Download or read book Big Data Analytics written by Saumyadipta Pyne and published by Springer. This book was released on 2016-10-12 with total page 278 pages. Available in PDF, EPUB and Kindle. Book excerpt: This book has a collection of articles written by Big Data experts to describe some of the cutting-edge methods and applications from their respective areas of interest, and provides the reader with a detailed overview of the field of Big Data Analytics as it is practiced today. The chapters cover technical aspects of key areas that generate and use Big Data such as management and finance; medicine and healthcare; genome, cytome and microbiome; graphs and networks; Internet of Things; Big Data standards; bench-marking of systems; and others. In addition to different applications, key algorithmic approaches such as graph partitioning, clustering and finite mixture modelling of high-dimensional data are also covered. The varied collection of themes in this volume introduces the reader to the richness of the emerging field of Big Data Analytics.

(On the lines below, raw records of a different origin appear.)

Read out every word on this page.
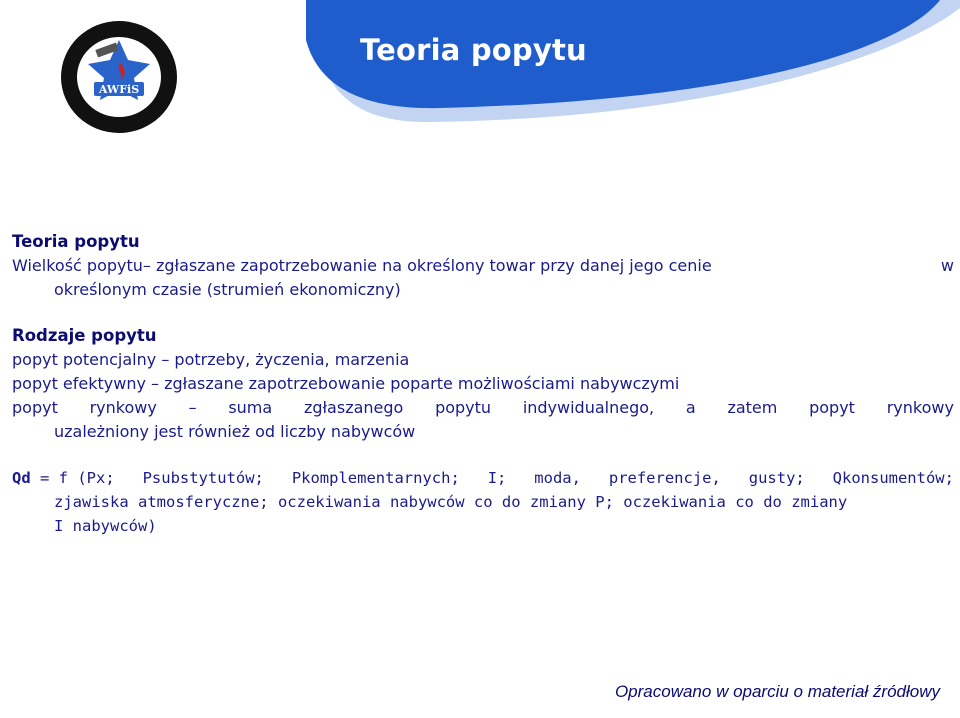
Teoria popytu
AWFiS
Teoria popytu
Wielkość popytu– zgłaszane zapotrzebowanie na określony towar przy danej jego cenie	w
określonym czasie (strumień ekonomiczny)
Rodzaje popytu
popyt potencjalny – potrzeby, życzenia, marzenia
popyt efektywny – zgłaszane zapotrzebowanie poparte możliwościami nabywczymi
popyt rynkowy – suma zgłaszanego popytu indywidualnego, a zatem popyt rynkowy
uzależniony jest również od liczby nabywców
Qd = f (Px; Psubstytutów; Pkomplementarnych; I; moda, preferencje, gusty; Qkonsumentów;
zjawiska atmosferyczne; oczekiwania nabywców co do zmiany P; oczekiwania co do zmiany
I nabywców)
Opracowano w oparciu o materiał źródłowy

Book Data Science in Theory and Practice

Download or read book Data Science in Theory and Practice written by Maria Cristina Mariani and published by John Wiley & Sons. This book was released on 2021-10-12 with total page 404 pages. Available in PDF, EPUB and Kindle. Book excerpt: DATA SCIENCE IN THEORY AND PRACTICE EXPLORE THE FOUNDATIONS OF DATA SCIENCE WITH THIS INSIGHTFUL NEW RESOURCE Data Science in Theory and Practice delivers a comprehensive treatment of the mathematical and statistical models useful for analyzing data sets arising in various disciplines, like banking, finance, health care, bioinformatics, security, education, and social services. Written in five parts, the book examines some of the most commonly used and fundamental mathematical and statistical concepts that form the basis of data science. The authors go on to analyze various data transformation techniques useful for extracting information from raw data, long memory behavior, and predictive modeling. The book offers readers a multitude of topics all relevant to the analysis of complex data sets. Along with a robust exploration of the theory underpinning data science, it contains numerous applications to specific and practical problems. The book also provides examples of code algorithms in R and Python and provides pseudo-algorithms to port the code to any other language. Ideal for students and practitioners without a strong background in data science, readers will also learn from topics like: Analyses of foundational theoretical subjects, including the history of data science, matrix algebra and random vectors, and multivariate analysis A comprehensive examination of time series forecasting, including the different components of time series and transformations to achieve stationarity Introductions to both the R and Python programming languages, including basic data types and sample manipulations for both languages An exploration of algorithms, including how to write one and how to perform an asymptotic analysis A comprehensive discussion of several techniques for analyzing and predicting complex data sets Perfect for advanced undergraduate and graduate students in Data Science, Business Analytics, and Statistics programs, Data Science in Theory and Practice will also earn a place in the libraries of practicing data scientists, data and business analysts, and statisticians in the private sector, government, and academia.